Detailed installation view of PATTY CHANG’s Glass Urinary Devices, 2017, 32 handblown glass, plastic, tape and cardboard sculptures, dimensions variable, at “The Wandering lake, 2009–2017,” Queens Museum, New York, 2017–18. Courtesy the artist and Bank/Mabsociety, Shanghai. 

In the next gallery, Chang further examined the relationship between people and water on an even grander scale by returning to China, where she followed the South-to-North Water Diversion Project: the longest aqueduct in the world. Configurations (2017) merges documentary and travelogue with performance, supplemented by the artist’s first-person narration, which is subtitled in Chinese in a second video channel. Animated maps chart the grid-like plan; graphical text outlines the environmental risks; and both video and still photography capture the immensity of the infrastructure carving through the land, its manufactured, static stance juxtaposed with the historically unbridled nature of China’s four major rivers. In another scene, Chang urinates into a potted plant against a reproduction of the painting The Yellow River Breaches Its Course (circa 1160–1225 CE) by Song Dynasty artist Ma Yuan. The performance was repeated throughout her expedition with the aid of a feminine urinary device that funneled the waste. A multitude of glass sculptures, modeled off of such devices, was displayed alongside the videos.

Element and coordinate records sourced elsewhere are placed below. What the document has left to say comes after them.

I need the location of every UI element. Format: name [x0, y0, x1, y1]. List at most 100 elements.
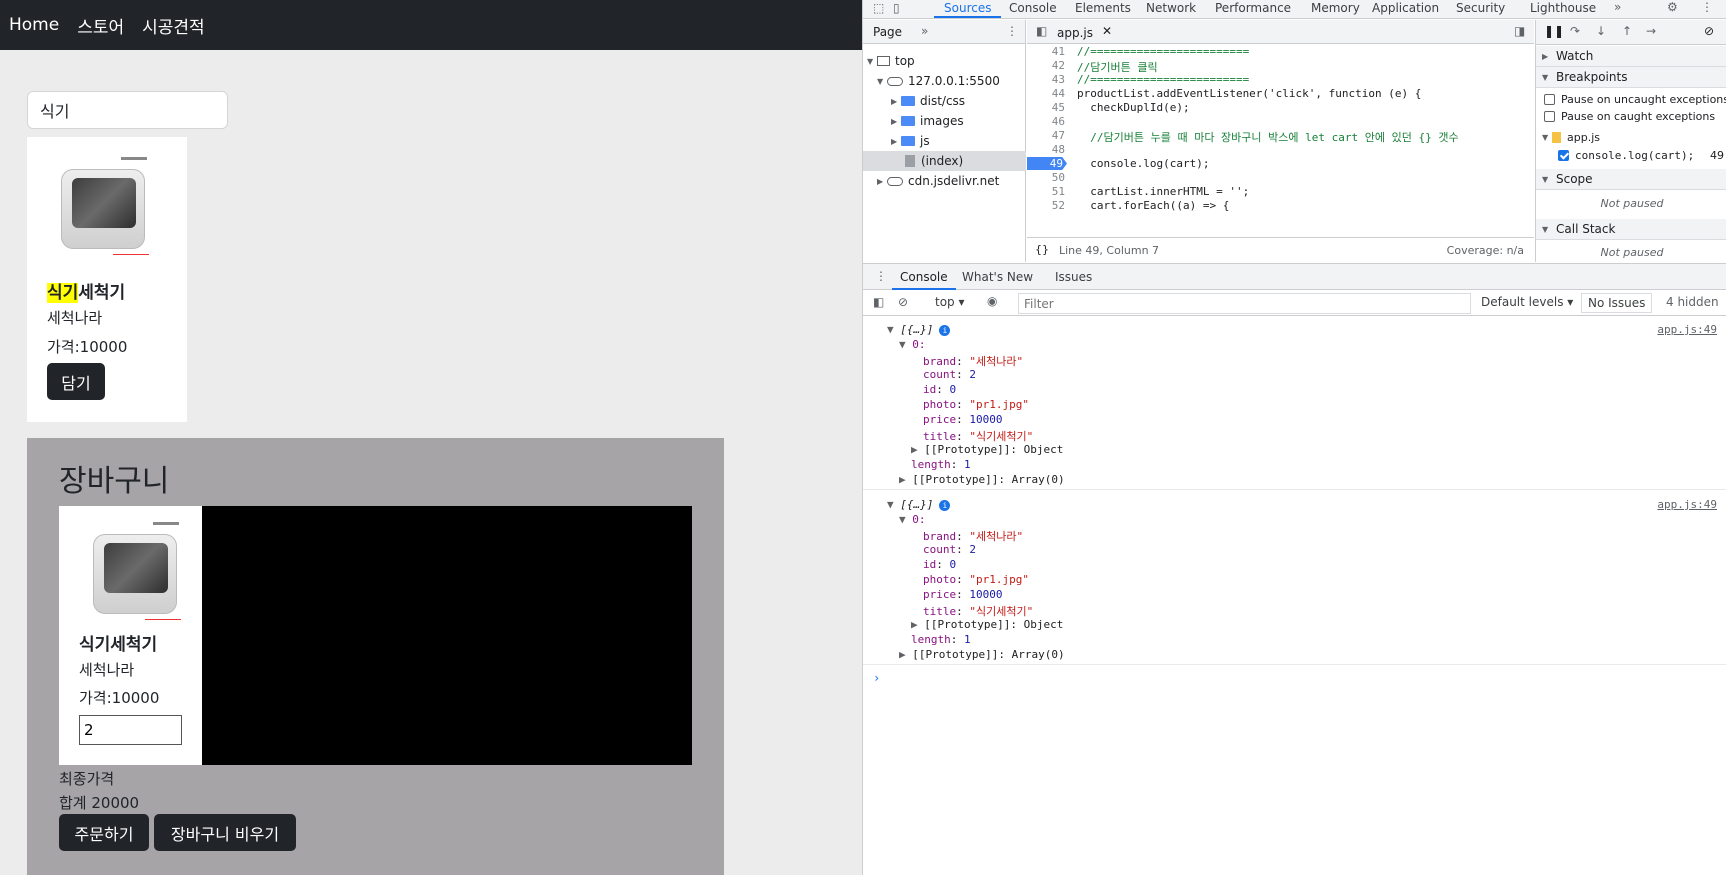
drawer-tabbar: ⋮ Console What's New Issues	[863, 263, 1726, 290]
nav-estimate[interactable]: 시공견적	[142, 13, 205, 38]
array-index[interactable]: ▼ 0:	[899, 338, 926, 354]
file-icon	[905, 155, 915, 167]
sidebar-toggle-icon[interactable]: ◧	[873, 295, 884, 309]
tree-item-dist-css[interactable]: ▶ dist/css	[863, 91, 1026, 111]
tab-network[interactable]: Network	[1146, 1, 1196, 15]
object-property: count: 2	[923, 543, 976, 556]
log-source-link[interactable]: app.js:49	[1657, 498, 1717, 511]
more-tabs-icon[interactable]: »	[1614, 0, 1621, 14]
drawer-tab-issues[interactable]: Issues	[1055, 270, 1092, 284]
quantity-input[interactable]	[79, 715, 182, 745]
tab-application[interactable]: Application	[1372, 1, 1439, 15]
prototype-object[interactable]: ▶ [[Prototype]]: Object	[911, 618, 1063, 634]
tab-console[interactable]: Console	[1009, 1, 1057, 15]
add-to-cart-button[interactable]: 담기	[47, 363, 105, 400]
line-number[interactable]: 41	[1027, 45, 1065, 58]
order-button[interactable]: 주문하기	[59, 814, 149, 851]
toggle-debugger-icon[interactable]: ◨	[1514, 24, 1525, 38]
more-navigator-icon[interactable]: »	[921, 24, 928, 38]
line-number[interactable]: 46	[1027, 115, 1065, 128]
scope-section[interactable]: ▼ Scope	[1536, 169, 1726, 190]
tab-elements[interactable]: Elements	[1075, 1, 1131, 15]
tab-performance[interactable]: Performance	[1215, 1, 1291, 15]
drawer-tab-console[interactable]: Console	[892, 270, 956, 290]
kebab-menu-icon[interactable]: ⋮	[1701, 0, 1713, 14]
breakpoint-marker[interactable]: 49	[1027, 157, 1067, 170]
issues-button[interactable]: No Issues	[1581, 293, 1653, 313]
code-area[interactable]: 41//======================== 42//담기버튼 클릭 4…	[1027, 45, 1534, 237]
tree-item-top[interactable]: ▼ top	[863, 51, 1026, 71]
line-number[interactable]: 50	[1027, 171, 1065, 184]
deactivate-breakpoints-icon[interactable]: ⊘	[1704, 24, 1714, 38]
tree-item-images[interactable]: ▶ images	[863, 111, 1026, 131]
pause-icon[interactable]: ❚❚	[1544, 24, 1564, 38]
nav-store[interactable]: 스토어	[77, 13, 124, 38]
inspect-icon[interactable]: ⬚	[873, 1, 884, 15]
log-levels-dropdown[interactable]: Default levels ▾	[1481, 295, 1573, 309]
pause-uncaught-option[interactable]: Pause on uncaught exceptions	[1544, 93, 1726, 106]
clear-cart-button[interactable]: 장바구니 비우기	[154, 814, 296, 851]
object-property: count: 2	[923, 368, 976, 381]
line-number[interactable]: 43	[1027, 73, 1065, 86]
checkbox-checked[interactable]	[1558, 150, 1569, 161]
code-text: cartList.innerHTML = '';	[1077, 185, 1250, 198]
code-text: checkDuplId(e);	[1077, 101, 1190, 114]
array-index[interactable]: ▼ 0:	[899, 513, 926, 529]
object-property: title: "식기세척기"	[923, 605, 1034, 618]
line-number[interactable]: 42	[1027, 59, 1065, 72]
info-icon[interactable]: i	[939, 499, 951, 511]
navigator-menu-icon[interactable]: ⋮	[1006, 24, 1018, 38]
navigator-tab-page[interactable]: Page	[873, 25, 902, 39]
info-icon[interactable]: i	[939, 324, 951, 336]
code-text: productList.addEventListener('click', fu…	[1077, 87, 1422, 100]
breakpoints-section[interactable]: ▼ Breakpoints	[1536, 67, 1726, 88]
line-number[interactable]: 47	[1027, 129, 1065, 142]
drawer-tab-whats-new[interactable]: What's New	[962, 270, 1033, 284]
nav-home[interactable]: Home	[9, 15, 59, 35]
step-icon[interactable]: →	[1646, 24, 1656, 38]
pretty-print-icon[interactable]: {}	[1035, 243, 1049, 256]
callstack-section[interactable]: ▼ Call Stack	[1536, 219, 1726, 240]
prototype-array[interactable]: ▶ [[Prototype]]: Array(0)	[899, 648, 1065, 664]
drawer-menu-icon[interactable]: ⋮	[875, 269, 887, 283]
line-number[interactable]: 48	[1027, 143, 1065, 156]
step-into-icon[interactable]: ↓	[1596, 24, 1606, 38]
tree-item-host[interactable]: ▼ 127.0.0.1:5500	[863, 71, 1026, 91]
checkbox[interactable]	[1544, 111, 1555, 122]
pause-caught-option[interactable]: Pause on caught exceptions	[1544, 110, 1715, 123]
toggle-navigator-icon[interactable]: ◧	[1036, 24, 1047, 38]
gear-icon[interactable]: ⚙	[1667, 0, 1678, 14]
tab-security[interactable]: Security	[1456, 1, 1505, 15]
filter-input[interactable]	[1018, 293, 1471, 314]
device-toggle-icon[interactable]: ▯	[893, 1, 900, 15]
file-tab-app-js[interactable]: app.js	[1057, 26, 1093, 40]
console-prompt[interactable]: ›	[873, 671, 880, 685]
close-tab-icon[interactable]: ✕	[1102, 24, 1112, 38]
search-input[interactable]	[27, 91, 228, 129]
clear-console-icon[interactable]: ⊘	[898, 295, 908, 309]
prototype-object[interactable]: ▶ [[Prototype]]: Object	[911, 443, 1063, 459]
line-number[interactable]: 45	[1027, 101, 1065, 114]
prototype-array[interactable]: ▶ [[Prototype]]: Array(0)	[899, 473, 1065, 489]
code-line: 45 checkDuplId(e);	[1027, 101, 1534, 115]
step-out-icon[interactable]: ↑	[1622, 24, 1632, 38]
tree-item-index[interactable]: (index)	[863, 151, 1026, 171]
tab-memory[interactable]: Memory	[1311, 1, 1360, 15]
tree-item-js[interactable]: ▶ js	[863, 131, 1026, 151]
breakpoint-entry[interactable]: console.log(cart); 49	[1558, 149, 1724, 162]
checkbox[interactable]	[1544, 94, 1555, 105]
log-summary[interactable]: ▼ [{…}] i	[887, 323, 951, 339]
tab-sources[interactable]: Sources	[933, 1, 1003, 18]
tab-lighthouse[interactable]: Lighthouse	[1530, 1, 1596, 15]
log-summary[interactable]: ▼ [{…}] i	[887, 498, 951, 514]
context-selector[interactable]: top ▾	[935, 295, 965, 309]
step-over-icon[interactable]: ↷	[1570, 24, 1580, 38]
log-source-link[interactable]: app.js:49	[1657, 323, 1717, 336]
line-number[interactable]: 51	[1027, 185, 1065, 198]
code-text: //========================	[1077, 45, 1250, 58]
watch-section[interactable]: ▶ Watch	[1536, 46, 1726, 67]
line-number[interactable]: 44	[1027, 87, 1065, 100]
line-number[interactable]: 52	[1027, 199, 1065, 212]
tree-item-cdn[interactable]: ▶ cdn.jsdelivr.net	[863, 171, 1026, 191]
eye-icon[interactable]: ◉	[987, 294, 997, 308]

A third channel on the opposite wall of the gallery showed Chang carrying the potted plant, which she had fertilized with her urine. The artist’s endeavors to exert control over her biological urges serve as an analogy for the Chinese government’s massive undertaking to re-direct the flow of water, while the depictions of bodily fluids remind us that water is a life force.

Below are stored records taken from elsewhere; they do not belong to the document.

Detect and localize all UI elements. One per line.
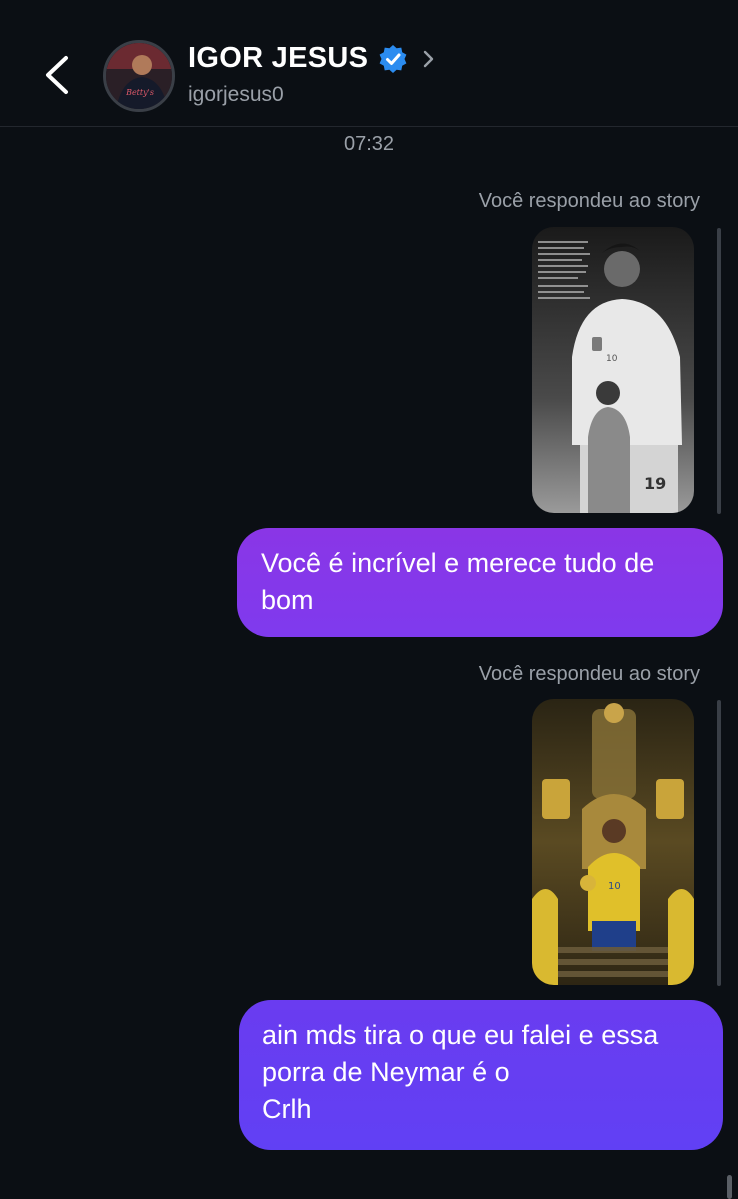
story-thumbnail-2[interactable]: 10 (532, 699, 694, 985)
sent-message-bubble[interactable]: Você é incrível e merece tudo de bom (237, 528, 723, 637)
story-1-jersey-number: 19 (644, 474, 666, 493)
chevron-right-icon[interactable] (420, 48, 436, 70)
message-timestamp: 07:32 (343, 133, 395, 155)
chat-header: Betty's IGOR JESUS igorjesus0 (0, 0, 738, 127)
scrollbar[interactable] (727, 1175, 732, 1199)
contact-handle[interactable]: igorjesus0 (188, 83, 284, 107)
sent-message-bubble[interactable]: ain mds tira o que eu falei e essa porra… (239, 1000, 723, 1150)
message-line: ain mds tira o que eu falei e essa (262, 1020, 659, 1050)
story-reply-bar (717, 228, 721, 514)
message-line: porra de Neymar é o (262, 1057, 510, 1087)
message-line: Crlh (262, 1094, 312, 1124)
story-1-shirt-number: 10 (606, 354, 618, 364)
contact-name-row[interactable]: IGOR JESUS (188, 42, 436, 75)
story-reply-label: Você respondeu ao story (478, 663, 700, 685)
contact-name[interactable]: IGOR JESUS (188, 42, 368, 75)
avatar-sponsor-text: Betty's (125, 88, 154, 97)
story-2-shirt-number: 10 (608, 881, 621, 892)
story-thumbnail-1[interactable]: 10 19 (532, 227, 694, 513)
story-reply-bar (717, 700, 721, 986)
avatar[interactable]: Betty's (103, 40, 175, 112)
story-reply-label: Você respondeu ao story (478, 190, 700, 212)
chevron-left-icon[interactable] (38, 50, 78, 100)
verified-badge-icon (379, 44, 407, 73)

PATTY CHANG, Configurations, 2017, still from three-channel video with sound: 13 min 14 sec. Courtesy the artist and Bank/Mabsociety, Shanghai.
PATTY CHANG, Configurations, 2017, still from three-channel video with sound: 13 min 14 sec. Courtesy the artist and Bank/Mabsociety, Shanghai.

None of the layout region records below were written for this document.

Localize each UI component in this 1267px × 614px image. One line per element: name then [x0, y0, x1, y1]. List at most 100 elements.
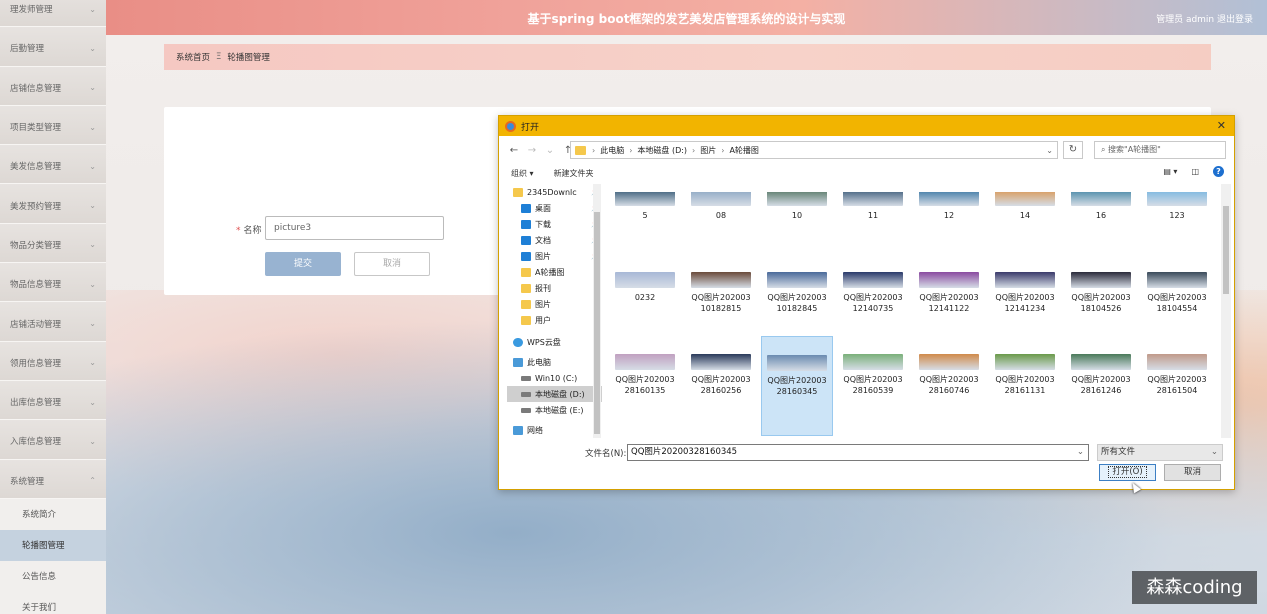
sidebar-item-label: 物品信息管理: [10, 280, 62, 291]
chevron-down-icon[interactable]: ⌄: [1211, 445, 1218, 460]
nav-item[interactable]: 图片: [507, 296, 602, 312]
address-segment[interactable]: A轮播图: [729, 145, 758, 156]
file-name: 123: [1169, 211, 1185, 220]
nav-item-label: 下载: [535, 219, 551, 229]
address-segment[interactable]: 图片: [700, 145, 716, 156]
drive-icon: [521, 391, 531, 397]
navigation-pane: 2345Downlc📌桌面📌下载📌文档📌图片📌A轮播图报刊图片用户 WPS云盘此电…: [507, 184, 602, 438]
file-tile[interactable]: QQ图片20200328160135: [609, 336, 681, 436]
forward-arrow-icon[interactable]: →: [523, 145, 541, 156]
file-tile[interactable]: QQ图片20200328160345: [761, 336, 833, 436]
sidebar-item-label: 美发预约管理: [10, 201, 62, 212]
close-icon[interactable]: ✕: [1217, 119, 1226, 132]
nav-item-label: 用户: [535, 315, 551, 325]
chevron-down-icon[interactable]: ⌄: [1077, 445, 1084, 460]
submit-button[interactable]: 提交: [265, 252, 341, 276]
sidebar-item[interactable]: 物品信息管理 ⌄: [0, 263, 106, 303]
sidebar-item[interactable]: 项目类型管理 ⌄: [0, 105, 106, 146]
nav-item[interactable]: 图片📌: [507, 248, 602, 264]
back-arrow-icon[interactable]: ←: [505, 145, 523, 156]
nav-item[interactable]: 2345Downlc📌: [507, 184, 602, 200]
file-tile[interactable]: QQ图片20200328161131: [989, 336, 1061, 436]
browser-icon: [505, 120, 516, 132]
sidebar-item[interactable]: 店铺信息管理 ⌄: [0, 66, 106, 106]
nav-item[interactable]: 本地磁盘 (D:): [507, 386, 602, 402]
file-tile[interactable]: QQ图片20200328160539: [837, 336, 909, 436]
address-segment[interactable]: 此电脑: [600, 145, 624, 156]
image-thumbnail: [919, 272, 979, 288]
chevron-down-icon[interactable]: ⌄: [1046, 146, 1053, 155]
preview-pane-icon[interactable]: ◫: [1191, 167, 1199, 176]
sidebar-item[interactable]: 入库信息管理 ⌄: [0, 420, 106, 460]
file-tile[interactable]: QQ图片20200328161246: [1065, 336, 1137, 436]
dialog-toolbar: 组织 ▾ 新建文件夹 ▤ ▾ ◫ ?: [499, 164, 1234, 182]
file-tile[interactable]: QQ图片20200328161504: [1141, 336, 1213, 436]
file-grid: 5 08 10 11 12 14 16 123 0232 QQ图片20200310182815 QQ…: [609, 192, 1221, 438]
sidebar-item[interactable]: 后勤管理 ⌄: [0, 27, 106, 67]
file-tile[interactable]: QQ图片20200328160256: [685, 336, 757, 436]
nav-item[interactable]: 桌面📌: [507, 200, 602, 216]
nav-item[interactable]: 文档📌: [507, 232, 602, 248]
open-button[interactable]: 打开(O): [1099, 464, 1156, 481]
help-icon[interactable]: ?: [1213, 166, 1224, 177]
chevron-up-icon: ⌃: [89, 476, 96, 486]
sidebar-item[interactable]: 出库信息管理 ⌄: [0, 380, 106, 421]
grid-scrollbar[interactable]: [1221, 184, 1231, 438]
breadcrumb-home[interactable]: 系统首页: [176, 51, 210, 63]
sidebar-item[interactable]: 领用信息管理 ⌄: [0, 341, 106, 381]
file-name: QQ图片20200328161504: [1147, 375, 1207, 395]
image-thumbnail: [767, 355, 827, 371]
nav-item[interactable]: 网络: [507, 422, 602, 438]
chevron-down-icon: ⌄: [89, 436, 96, 446]
cancel-button[interactable]: 取消: [354, 252, 430, 276]
file-name: QQ图片20200328160539: [843, 375, 903, 395]
nav-item-label: 报刊: [535, 283, 551, 293]
image-thumbnail: [843, 192, 903, 206]
image-thumbnail: [767, 192, 827, 206]
nav-item[interactable]: 此电脑: [507, 354, 602, 370]
sidebar-subitem[interactable]: 轮播图管理: [0, 529, 106, 561]
image-thumbnail: [1071, 354, 1131, 370]
sidebar: 理发师管理 ⌄ 后勤管理 ⌄ 店铺信息管理 ⌄ 项目类型管理 ⌄ 美发信息管理 ⌄ 美发预约管理 ⌄ 物…: [0, 0, 106, 614]
address-segment[interactable]: 本地磁盘 (D:): [637, 145, 687, 156]
user-info[interactable]: 管理员 admin 退出登录: [1156, 12, 1253, 25]
name-label: * 名称: [236, 226, 262, 236]
sidebar-subitem[interactable]: 关于我们: [0, 591, 106, 614]
new-folder-button[interactable]: 新建文件夹: [554, 168, 594, 179]
nav-item[interactable]: 本地磁盘 (E:): [507, 402, 602, 418]
nav-item[interactable]: 用户: [507, 312, 602, 328]
nav-item[interactable]: Win10 (C:): [507, 370, 602, 386]
sidebar-item[interactable]: 理发师管理 ⌄: [0, 0, 106, 28]
nav-scrollbar[interactable]: [593, 184, 601, 438]
filename-input[interactable]: QQ图片20200328160345 ⌄: [627, 444, 1089, 461]
recent-dropdown-icon[interactable]: ⌄: [541, 145, 559, 156]
computer-icon: [513, 425, 523, 435]
nav-item[interactable]: 下载📌: [507, 216, 602, 232]
filetype-select[interactable]: 所有文件 ⌄: [1097, 444, 1223, 461]
image-thumbnail: [691, 192, 751, 206]
name-input[interactable]: picture3: [265, 216, 444, 240]
sidebar-subitem[interactable]: 公告信息: [0, 560, 106, 592]
file-tile[interactable]: QQ图片20200328160746: [913, 336, 985, 436]
sidebar-subitem[interactable]: 系统简介: [0, 498, 106, 530]
image-thumbnail: [843, 354, 903, 370]
view-options-icon[interactable]: ▤ ▾: [1163, 167, 1177, 176]
refresh-icon[interactable]: ↻: [1063, 141, 1083, 159]
nav-item[interactable]: A轮播图: [507, 264, 602, 280]
sidebar-item[interactable]: 店铺活动管理 ⌄: [0, 302, 106, 342]
sidebar-item[interactable]: 物品分类管理 ⌄: [0, 223, 106, 264]
dialog-cancel-button[interactable]: 取消: [1164, 464, 1221, 481]
page-title: 基于spring boot框架的发艺美发店管理系统的设计与实现: [527, 12, 846, 26]
sidebar-item[interactable]: 美发信息管理 ⌄: [0, 145, 106, 185]
dialog-title: 打开: [521, 122, 540, 133]
address-bar[interactable]: › 此电脑 › 本地磁盘 (D:) › 图片 › A轮播图 ⌄: [570, 141, 1058, 159]
file-name: 16: [1095, 211, 1107, 220]
sidebar-item[interactable]: 系统管理 ⌃: [0, 459, 106, 499]
organize-menu[interactable]: 组织 ▾: [511, 168, 534, 179]
nav-item[interactable]: 报刊: [507, 280, 602, 296]
nav-item[interactable]: WPS云盘: [507, 334, 602, 350]
chevron-down-icon: ⌄: [89, 279, 96, 289]
file-name: QQ图片20200318104526: [1071, 293, 1131, 313]
sidebar-item[interactable]: 美发预约管理 ⌄: [0, 184, 106, 224]
search-input[interactable]: ⌕ 搜索"A轮播图": [1094, 141, 1226, 159]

The disappearing lakes, the draining of rivers and the extinguishing of a life-giving resource evoke a contemplation of our ravaged Earth, and the knowledge that we’re experiencing a sixth mass extinction. Paralleling these reflections are moments of personal grieving, such as when the artist confronts the passing of her father in the video Que Sera, Sera (2013). The narratives that emerge out of her meditative wanderings around life and death mirror a sobering reality—our new normal, which Chang describes as “living while mourning.”

Patty Chang’s “The Wandering Lake, 2009–2017” is on view at Queens Museum, New York, until March 4, 2018.